Avec le débat sur les impôts, la campagne électorale allemande touche déjà aux sujets qui fâchent, quatre jours après la dissolution du Bundestag. L'éventuelle augmentation de la TVA de 16 à 18%, évoquée par les chrétiens-démocrates, pourrait même semer la zizanie entre les partis de l'opposition. Lundi, à l'occasion de la présentation de leur programme électoral, les libéraux du petit parti FDP ont rejeté catégoriquement cette éventualité et annoncé que la question serait au cœur des négociations avec leur partenaire de la CDU en vue du contrat de coalition.
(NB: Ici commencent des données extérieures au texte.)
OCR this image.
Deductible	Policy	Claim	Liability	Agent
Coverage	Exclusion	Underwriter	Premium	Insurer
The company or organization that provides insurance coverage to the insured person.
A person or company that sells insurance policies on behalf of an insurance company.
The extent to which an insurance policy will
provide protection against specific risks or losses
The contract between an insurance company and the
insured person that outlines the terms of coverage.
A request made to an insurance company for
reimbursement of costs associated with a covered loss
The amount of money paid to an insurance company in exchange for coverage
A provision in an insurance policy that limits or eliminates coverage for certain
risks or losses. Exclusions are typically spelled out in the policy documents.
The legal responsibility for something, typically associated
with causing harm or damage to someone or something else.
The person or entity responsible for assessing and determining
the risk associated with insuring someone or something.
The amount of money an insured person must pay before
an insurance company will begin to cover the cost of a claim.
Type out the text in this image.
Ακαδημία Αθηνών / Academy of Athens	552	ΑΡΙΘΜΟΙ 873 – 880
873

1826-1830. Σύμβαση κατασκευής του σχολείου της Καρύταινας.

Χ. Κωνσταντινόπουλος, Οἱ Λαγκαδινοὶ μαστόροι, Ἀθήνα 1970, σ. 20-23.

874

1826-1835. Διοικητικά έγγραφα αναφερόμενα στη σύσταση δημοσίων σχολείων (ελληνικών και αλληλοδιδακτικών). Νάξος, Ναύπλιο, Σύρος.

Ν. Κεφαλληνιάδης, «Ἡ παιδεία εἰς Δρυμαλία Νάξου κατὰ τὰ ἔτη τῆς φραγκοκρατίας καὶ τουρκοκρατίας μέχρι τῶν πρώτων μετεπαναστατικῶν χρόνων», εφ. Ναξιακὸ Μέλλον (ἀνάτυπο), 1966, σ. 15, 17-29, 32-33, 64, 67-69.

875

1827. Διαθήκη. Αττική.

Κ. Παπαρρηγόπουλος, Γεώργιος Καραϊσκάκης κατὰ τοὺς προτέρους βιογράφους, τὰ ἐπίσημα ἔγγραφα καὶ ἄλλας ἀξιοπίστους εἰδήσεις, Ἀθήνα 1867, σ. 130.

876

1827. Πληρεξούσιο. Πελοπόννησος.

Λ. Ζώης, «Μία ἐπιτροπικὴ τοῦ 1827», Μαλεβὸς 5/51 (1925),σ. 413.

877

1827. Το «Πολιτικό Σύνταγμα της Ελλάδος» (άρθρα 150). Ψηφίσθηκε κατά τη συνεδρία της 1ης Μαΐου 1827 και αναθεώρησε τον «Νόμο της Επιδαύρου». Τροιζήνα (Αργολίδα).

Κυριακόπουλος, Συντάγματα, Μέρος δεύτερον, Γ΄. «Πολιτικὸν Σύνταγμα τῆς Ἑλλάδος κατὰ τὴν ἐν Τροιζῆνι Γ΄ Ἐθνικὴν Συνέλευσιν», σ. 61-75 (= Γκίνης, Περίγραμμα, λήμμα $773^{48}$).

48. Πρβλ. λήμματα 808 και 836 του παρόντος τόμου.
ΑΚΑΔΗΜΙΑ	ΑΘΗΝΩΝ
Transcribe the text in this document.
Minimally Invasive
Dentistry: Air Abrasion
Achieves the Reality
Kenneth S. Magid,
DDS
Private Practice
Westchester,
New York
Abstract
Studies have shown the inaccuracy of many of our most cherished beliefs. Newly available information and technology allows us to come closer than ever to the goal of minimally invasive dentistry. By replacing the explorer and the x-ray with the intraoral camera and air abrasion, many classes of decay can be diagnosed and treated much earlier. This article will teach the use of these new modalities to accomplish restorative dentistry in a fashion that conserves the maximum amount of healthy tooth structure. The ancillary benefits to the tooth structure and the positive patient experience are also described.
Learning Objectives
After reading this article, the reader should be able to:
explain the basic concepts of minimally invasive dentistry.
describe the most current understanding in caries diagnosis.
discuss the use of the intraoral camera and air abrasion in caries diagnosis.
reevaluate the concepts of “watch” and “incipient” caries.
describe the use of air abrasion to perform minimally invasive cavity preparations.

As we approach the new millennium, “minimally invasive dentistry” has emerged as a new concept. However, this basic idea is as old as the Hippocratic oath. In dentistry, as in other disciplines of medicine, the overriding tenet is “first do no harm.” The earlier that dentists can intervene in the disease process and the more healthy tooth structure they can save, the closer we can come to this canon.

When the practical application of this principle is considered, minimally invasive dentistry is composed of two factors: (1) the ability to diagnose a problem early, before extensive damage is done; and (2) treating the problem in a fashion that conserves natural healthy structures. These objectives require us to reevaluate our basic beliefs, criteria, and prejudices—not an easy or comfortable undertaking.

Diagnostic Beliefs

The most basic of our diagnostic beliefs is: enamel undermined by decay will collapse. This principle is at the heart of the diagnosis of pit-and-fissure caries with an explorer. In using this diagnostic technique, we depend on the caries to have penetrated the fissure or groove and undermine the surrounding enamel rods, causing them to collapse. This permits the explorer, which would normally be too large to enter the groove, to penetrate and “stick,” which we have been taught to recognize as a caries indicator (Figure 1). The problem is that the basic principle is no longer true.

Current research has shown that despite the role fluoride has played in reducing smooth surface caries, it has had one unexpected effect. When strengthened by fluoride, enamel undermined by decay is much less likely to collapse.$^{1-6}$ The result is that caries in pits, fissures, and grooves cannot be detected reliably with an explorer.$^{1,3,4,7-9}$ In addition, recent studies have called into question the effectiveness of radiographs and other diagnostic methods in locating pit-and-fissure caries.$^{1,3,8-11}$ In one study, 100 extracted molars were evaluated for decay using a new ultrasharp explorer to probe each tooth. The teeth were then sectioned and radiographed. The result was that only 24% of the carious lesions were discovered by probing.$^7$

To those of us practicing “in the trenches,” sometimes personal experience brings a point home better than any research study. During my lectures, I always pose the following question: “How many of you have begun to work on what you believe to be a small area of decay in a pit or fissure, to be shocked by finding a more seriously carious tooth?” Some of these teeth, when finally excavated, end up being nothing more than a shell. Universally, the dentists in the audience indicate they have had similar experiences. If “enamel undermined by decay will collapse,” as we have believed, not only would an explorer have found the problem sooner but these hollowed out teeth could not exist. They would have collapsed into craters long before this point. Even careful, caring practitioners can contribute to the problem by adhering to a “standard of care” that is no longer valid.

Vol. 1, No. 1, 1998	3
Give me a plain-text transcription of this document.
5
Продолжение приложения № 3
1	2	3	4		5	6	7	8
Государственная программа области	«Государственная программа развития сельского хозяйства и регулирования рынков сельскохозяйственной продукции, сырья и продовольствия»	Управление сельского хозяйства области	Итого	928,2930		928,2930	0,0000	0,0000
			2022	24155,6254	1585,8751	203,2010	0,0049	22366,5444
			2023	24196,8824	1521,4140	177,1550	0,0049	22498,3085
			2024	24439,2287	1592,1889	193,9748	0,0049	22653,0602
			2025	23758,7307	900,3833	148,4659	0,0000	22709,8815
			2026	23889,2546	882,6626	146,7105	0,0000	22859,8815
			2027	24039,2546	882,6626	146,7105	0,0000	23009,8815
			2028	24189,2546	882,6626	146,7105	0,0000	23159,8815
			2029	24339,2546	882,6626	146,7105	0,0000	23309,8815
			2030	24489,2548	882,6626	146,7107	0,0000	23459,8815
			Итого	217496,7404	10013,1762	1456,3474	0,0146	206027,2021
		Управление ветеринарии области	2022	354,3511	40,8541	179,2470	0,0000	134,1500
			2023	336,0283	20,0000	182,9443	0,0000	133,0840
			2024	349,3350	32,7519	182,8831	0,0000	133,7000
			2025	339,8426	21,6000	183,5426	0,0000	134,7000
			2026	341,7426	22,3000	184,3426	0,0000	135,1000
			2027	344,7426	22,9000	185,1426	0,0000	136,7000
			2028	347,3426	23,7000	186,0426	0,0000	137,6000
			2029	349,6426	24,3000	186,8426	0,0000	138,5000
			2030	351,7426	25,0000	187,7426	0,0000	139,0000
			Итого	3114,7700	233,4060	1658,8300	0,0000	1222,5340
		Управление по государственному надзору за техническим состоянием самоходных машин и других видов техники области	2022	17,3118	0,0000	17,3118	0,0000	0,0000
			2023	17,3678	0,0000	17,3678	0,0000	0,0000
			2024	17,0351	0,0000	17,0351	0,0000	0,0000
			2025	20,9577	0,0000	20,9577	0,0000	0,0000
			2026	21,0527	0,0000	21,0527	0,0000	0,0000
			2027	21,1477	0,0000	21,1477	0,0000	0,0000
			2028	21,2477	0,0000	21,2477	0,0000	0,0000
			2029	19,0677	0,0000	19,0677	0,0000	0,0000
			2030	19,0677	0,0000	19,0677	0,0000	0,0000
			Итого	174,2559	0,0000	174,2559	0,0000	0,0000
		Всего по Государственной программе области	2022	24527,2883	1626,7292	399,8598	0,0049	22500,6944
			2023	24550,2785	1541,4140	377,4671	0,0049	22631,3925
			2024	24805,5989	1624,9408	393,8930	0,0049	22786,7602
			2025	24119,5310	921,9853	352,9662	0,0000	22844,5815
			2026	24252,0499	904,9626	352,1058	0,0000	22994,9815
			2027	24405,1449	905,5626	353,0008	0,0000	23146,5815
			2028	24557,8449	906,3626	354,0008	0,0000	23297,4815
La hausse de la TVA, qui devrait ramener 16 milliards supplémentaires à l'Etat, «va frapper surtout les familles nombreuses qui ne peuvent pas réduire leur consommation», selon des experts fiscaux. Pour les libéraux, qui préconisent une baisse générale de la fiscalité, l'idée d'augmenter l'impôt sur la consommation pour compenser une baisse des cotisations de l'assurance chômage, «serait un mauvais signal et ne ferait que colmater un trou dans un système qui a un urgent besoin d'être complètement réformé». Selon le secrétaire général du FDP, Dirk Niebel, «une hausse de la TVA serait un poison pour la conjoncture économique».

Pour relancer la création d'emplois, les libéraux préconisent une simplification et une baisse générale des impôts sur le revenu. Et ils proposent de trouver l'argent en sabrant dans les dépenses de l'Agence fédérale pour l'emploi où ils espèrent épargner plus de 15 milliards d'euros en supprimant diverses prestations, notamment les services de placement et le soutien à la création d'entreprises personnelles, les fameuses Ich-AG.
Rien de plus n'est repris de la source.